Namun, penjelasan tersebut tidak dapat meredam kemarahan
warga Turki.
Restoran Happy Cina milik Cihan Yavuz diserang oleh massa
yang mengamuk di Istanbul pekan lalu.
“Orang menjadi ketakutan ke sini, takut diserang lagi,”
kata Yavuz.
“Bila mereka ingin memprotes pemerintah Cina, mereka bisa
berdemo di depan kedutaan. Tidak benar menggunakan kekerasan hanya demi
memprotes,” katanya.
Turis tampak tidak takut berwisata di Turki walaupun
pemerintah Cina mengeluarkan peringatan perjalanan.
Restoran Happy China yang dimiliki Cihan Yavuz, diserang
oleh sejumlah orang.
Selain menyerang restoran Cina, para demonstran menyerang
wisatawan yang disangka berasal dari Cina.

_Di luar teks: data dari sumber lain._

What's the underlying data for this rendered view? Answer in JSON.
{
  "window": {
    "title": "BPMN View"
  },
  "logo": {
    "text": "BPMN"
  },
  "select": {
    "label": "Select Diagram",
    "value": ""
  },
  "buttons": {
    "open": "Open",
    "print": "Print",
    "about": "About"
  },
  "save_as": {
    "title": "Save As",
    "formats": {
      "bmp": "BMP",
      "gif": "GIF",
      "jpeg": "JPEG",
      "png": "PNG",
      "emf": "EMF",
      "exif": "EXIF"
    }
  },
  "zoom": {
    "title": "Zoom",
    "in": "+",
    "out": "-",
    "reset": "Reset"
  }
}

Seorang pemandu wisata bernama Miray Hamit mengatakan
empat atau lima pria berpisau menyerang seorang turis di kelompoknya.
Serangan itu terjadi bersamaan dengan gelaran pawai
kelompok Grey Wolves – onderbouw partai sayap kanan MHP.
“Mereka menanyakan asal kami. Ketika kami bilang bahwa
kami dari Cina mereka mulai memukuli seorang di antara kami. Seorang pemandu
wisata Turki dan saya melerai serangan itu. Kami semua takut. Seorang dari kami
terluka, walaupun tidak terlalu serius. Saya juga dipukuli,” kata Hamit.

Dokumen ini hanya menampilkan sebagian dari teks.